The rail minister told the meeting to expect a “significant change very soon” in response to criticism of Northern rail.

He added: “We are doing what we need to do legally to make sure we deliver the right decision for passengers and people who work on these railways going forward.”

Meanwhile Boris Johnson revealed in the House of Commons during Prime Minister’s Questions that the government is looking at reforming the nationwide franchise system amid ongoing anger at high ticket prices in return for poor services.

Transport secretary Grant Shapps is expected to announce that Northern has officially breached its agreement with the government –and could now be brought under the control of ministers.

Mr Johnson responded to a call to commit to stripping Northern of their franchise,
devolving the power and the money to the regions so that local people have the power over their local transport.

He said: “We are developing contingency plans for a replacement for Northern Rail.  But what we are also doing [is] looking at the whole way the franchising system operates.

The Daily Mail reported a Downing Street source as saying: “The PM is pretty agitated about rail and the poor service people are getting in some parts of the country, whether it’s Northern rail, TransPennine or whoever.
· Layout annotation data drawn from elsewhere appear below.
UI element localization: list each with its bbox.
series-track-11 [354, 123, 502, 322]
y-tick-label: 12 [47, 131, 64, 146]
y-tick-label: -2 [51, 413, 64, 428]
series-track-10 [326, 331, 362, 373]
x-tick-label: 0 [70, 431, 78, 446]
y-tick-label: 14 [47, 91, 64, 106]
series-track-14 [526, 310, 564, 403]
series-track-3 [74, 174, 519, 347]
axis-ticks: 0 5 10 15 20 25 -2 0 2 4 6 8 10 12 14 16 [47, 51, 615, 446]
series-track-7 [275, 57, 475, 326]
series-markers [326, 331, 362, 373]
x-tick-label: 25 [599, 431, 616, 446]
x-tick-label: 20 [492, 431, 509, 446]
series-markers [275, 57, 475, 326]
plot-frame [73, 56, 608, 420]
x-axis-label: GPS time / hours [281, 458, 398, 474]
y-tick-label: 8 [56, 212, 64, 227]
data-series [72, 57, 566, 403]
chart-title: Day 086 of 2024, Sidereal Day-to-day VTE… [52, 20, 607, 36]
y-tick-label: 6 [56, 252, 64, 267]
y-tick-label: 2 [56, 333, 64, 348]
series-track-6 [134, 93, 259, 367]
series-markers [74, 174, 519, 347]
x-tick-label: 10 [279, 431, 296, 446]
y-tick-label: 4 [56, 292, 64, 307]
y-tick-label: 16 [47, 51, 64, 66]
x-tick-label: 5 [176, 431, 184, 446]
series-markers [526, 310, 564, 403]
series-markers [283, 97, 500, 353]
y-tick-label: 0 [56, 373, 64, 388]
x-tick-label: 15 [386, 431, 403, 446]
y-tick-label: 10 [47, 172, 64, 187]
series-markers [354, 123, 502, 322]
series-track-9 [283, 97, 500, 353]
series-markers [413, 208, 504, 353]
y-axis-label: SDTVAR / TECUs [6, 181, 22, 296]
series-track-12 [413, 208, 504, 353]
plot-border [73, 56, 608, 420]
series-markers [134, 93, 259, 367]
We are going to sort it out.”

TransPennine Express announced this week it would issue refunds to season ticket holders after its recent performance was described as “completely unacceptable” by the Department for Transport (DfT).

The operator cancelled dozens of services this month and Mr Burnham said: “For TransPennine, it’s kind of last-chance saloon.”

The mayor added: “We are not prepared any longer to put up with – the people of our region are not prepared to put up with – the misery inflicted on their lives.”

Office of Rail and Road figures show just 56 per cent of Northern trains arrived at stations within one minute of the timetable in the 12 months to December 7, compared with the average across Britain of 65 per cent.